Lithium-ion batteries have been a revelation in energy technology. They’re in everything—from electric vehicles to your cell phones to those high-tech suitcases you can’t check on an airplane. They are also super efficient at storing energy, allowing a lot of power to be packed into a fairly small battery.
But, unfortunately for everyone, lithium-ion batteries have a few drawbacks, and depending on who you ask, they’re big ones. The batteries are made with materials that can only be gathered through environmentally damaging means, they degrade over time and begin to store less and less power, and under the right conditions, they can fully catch fire.
Remember that batch of Galaxy Note 7s that spontaneously exploded a few years back? Faulty lithium-ion batteries.

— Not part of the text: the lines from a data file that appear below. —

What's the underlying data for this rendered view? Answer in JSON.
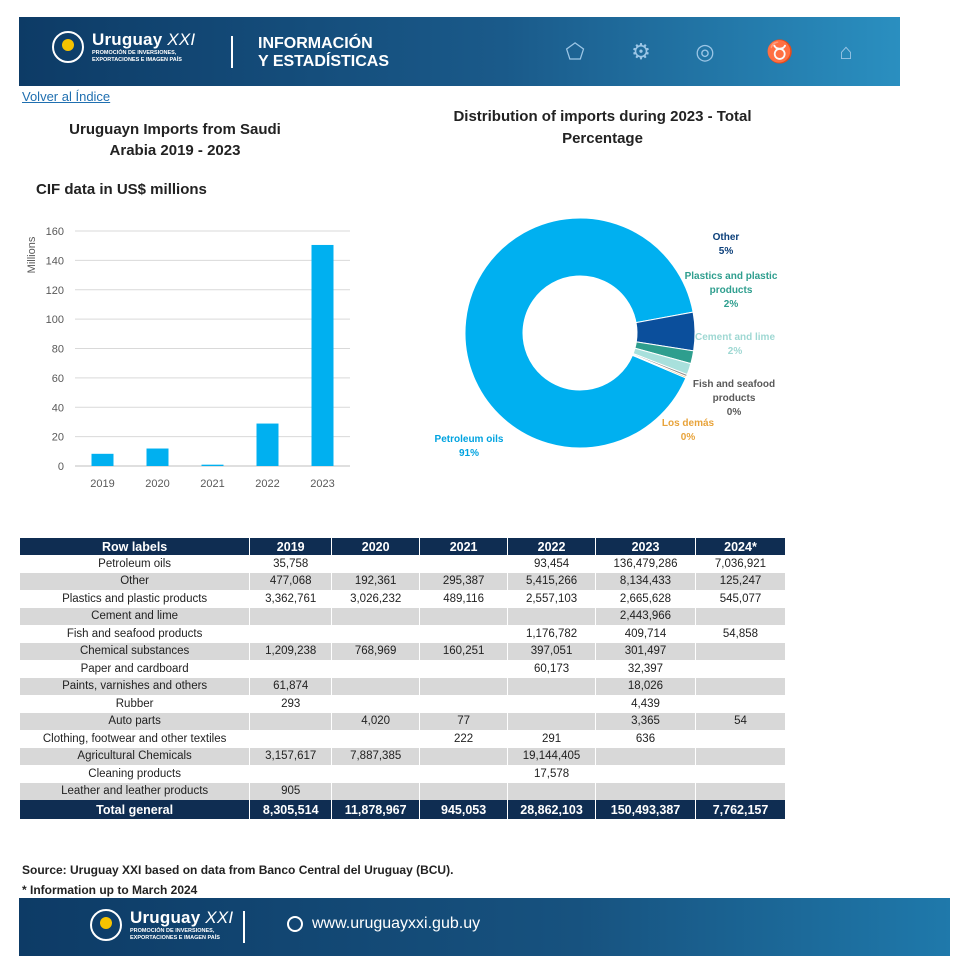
{
  "header": {
    "brand": "Uruguay",
    "brand_suffix": "XXI",
    "tagline_1": "PROMOCIÓN DE INVERSIONES,",
    "tagline_2": "EXPORTACIONES E IMAGEN PAÍS",
    "section_1": "INFORMACIÓN",
    "section_2": "Y ESTADÍSTICAS",
    "icons": [
      "uruguay-map-icon",
      "tractor-icon",
      "globe-icon",
      "cow-icon",
      "industry-icon"
    ]
  },
  "back_link": "Volver al Índice",
  "bar_title_1": "Uruguayn Imports from Saudi",
  "bar_title_2": "Arabia 2019 - 2023",
  "bar_subtitle": "CIF data in US$ millions",
  "pie_title_1": "Distribution of imports during 2023 - Total",
  "pie_title_2": "Percentage",
  "chart_data": [
    {
      "type": "bar",
      "title": "Uruguayn Imports from Saudi Arabia 2019 - 2023",
      "subtitle": "CIF data in US$ millions",
      "categories": [
        "2019",
        "2020",
        "2021",
        "2022",
        "2023"
      ],
      "values": [
        8.3,
        11.9,
        0.9,
        28.9,
        150.5
      ],
      "ylabel": "Millions",
      "ylim": [
        0,
        160
      ],
      "yticks": [
        0,
        20,
        40,
        60,
        80,
        100,
        120,
        140,
        160
      ],
      "grid": true,
      "color": "#00b0f0"
    },
    {
      "type": "pie",
      "title": "Distribution of imports during 2023 - Total Percentage",
      "donut": true,
      "slices": [
        {
          "label": "Petroleum oils",
          "pct_label": "91%",
          "value": 90.7,
          "color": "#00b0f0"
        },
        {
          "label": "Other",
          "pct_label": "5%",
          "value": 5.4,
          "color": "#0b4f9c"
        },
        {
          "label": "Plastics and plastic products",
          "pct_label": "2%",
          "value": 1.8,
          "color": "#2e9e8e"
        },
        {
          "label": "Cement and lime",
          "pct_label": "2%",
          "value": 1.6,
          "color": "#a8e0dc"
        },
        {
          "label": "Fish and seafood products",
          "pct_label": "0%",
          "value": 0.3,
          "color": "#8c8c8c"
        },
        {
          "label": "Los demás",
          "pct_label": "0%",
          "value": 0.2,
          "color": "#e8a33a"
        }
      ]
    }
  ],
  "table": {
    "headers": [
      "Row labels",
      "2019",
      "2020",
      "2021",
      "2022",
      "2023",
      "2024*"
    ],
    "rows": [
      [
        "Petroleum oils",
        "35,758",
        "",
        "",
        "93,454",
        "136,479,286",
        "7,036,921"
      ],
      [
        "Other",
        "477,068",
        "192,361",
        "295,387",
        "5,415,266",
        "8,134,433",
        "125,247"
      ],
      [
        "Plastics and plastic products",
        "3,362,761",
        "3,026,232",
        "489,116",
        "2,557,103",
        "2,665,628",
        "545,077"
      ],
      [
        "Cement and lime",
        "",
        "",
        "",
        "",
        "2,443,966",
        ""
      ],
      [
        "Fish and seafood products",
        "",
        "",
        "",
        "1,176,782",
        "409,714",
        "54,858"
      ],
      [
        "Chemical substances",
        "1,209,238",
        "768,969",
        "160,251",
        "397,051",
        "301,497",
        ""
      ],
      [
        "Paper and cardboard",
        "",
        "",
        "",
        "60,173",
        "32,397",
        ""
      ],
      [
        "Paints, varnishes and others",
        "61,874",
        "",
        "",
        "",
        "18,026",
        ""
      ],
      [
        "Rubber",
        "293",
        "",
        "",
        "",
        "4,439",
        ""
      ],
      [
        "Auto parts",
        "",
        "4,020",
        "77",
        "",
        "3,365",
        "54"
      ],
      [
        "Clothing, footwear and other textiles",
        "",
        "",
        "222",
        "291",
        "636",
        ""
      ],
      [
        "Agricultural Chemicals",
        "3,157,617",
        "7,887,385",
        "",
        "19,144,405",
        "",
        ""
      ],
      [
        "Cleaning products",
        "",
        "",
        "",
        "17,578",
        "",
        ""
      ],
      [
        "Leather and leather products",
        "905",
        "",
        "",
        "",
        "",
        ""
      ]
    ],
    "total": [
      "Total general",
      "8,305,514",
      "11,878,967",
      "945,053",
      "28,862,103",
      "150,493,387",
      "7,762,157"
    ]
  },
  "source_1": "Source: Uruguay XXI based on data from Banco Central del Uruguay (BCU).",
  "source_2": "* Information up to March 2024",
  "footer": {
    "brand": "Uruguay",
    "brand_suffix": "XXI",
    "tagline_1": "PROMOCIÓN DE INVERSIONES,",
    "tagline_2": "EXPORTACIONES E IMAGEN PAÍS",
    "website": "www.uruguayxxi.gub.uy"
  }
}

Obviously, even though lithium-ion batteries have a lot of benefits, downsides that big open up space for innovation in the energy-storage space. And a team from the Vienna University of Technology in Austria is trying to solve a few of those issues with their new invention: the oxygen-ion battery.
According to the scientists, oxygen-ion batteries work much the same way as lithium-ion batteries do. They cause ions—atoms that acquire an electrical charge by gaining or losing electrons—to jump back and forth between two surfaces and create and electrical current. In the case of these new batteries, those surfaces are made of ceramic.
“We have had a lot of experience with ceramic materials that can be used for fuel cells for quite some time,” Alexander Schmid, one of the developers of the oxygen-ion battery, said in a press release. “That gave us the idea of investigating whether such materials might also be suitable for making a battery.”
And as it turns out, they were. Ceramic oxygen-ion batteries aren’t made from any materials that damage the planet in their extraction, they are completely flame-resistant (so no surprise fire), and they don’t degrade. According to the team, an oxygen-ion battery is basically infinitely rechargeable without ever getting worse at holding that charge.
That long lifespan is the thing researchers are most excited about, because it gives the battery huge implications in the field of green energy. When you collect energy from, say, a wind turbine or a solar panel, that energy has to be stored somewhere before it can be delivered to the devices that will put it to use. So, to make that system work, you need a battery that can be recharged almost constantly. With lithium-ion batteries, they eventually break down and won’t be able to serve their purpose anymore. That’s the not the case with the oxygen-ion version.
But these new energy storage containers aren’t a fix-all. The batteries can’t hold the same energy density as lithium-ion batteries (making them less efficient), and they get hot. Really hot, as in 200 to 400 degrees Celsius hot. So, while they would have huge benefits on the scale of a wind farm, they have way more drawbacks on the scale of a cell phone.
Still, the potential is there. At large scales, “the lower energy density and increased operating temperature do not play a decisive role,” says Schmid in a press release. “But the strengths of our battery would be particularly important there: the long service life, the possibility of producing large quantities of these materials without rare elements, and the fact that there is no fire hazard with these batteries.”
And as we know how much we all rely on electricity every day, it certainly seems worth further investigation.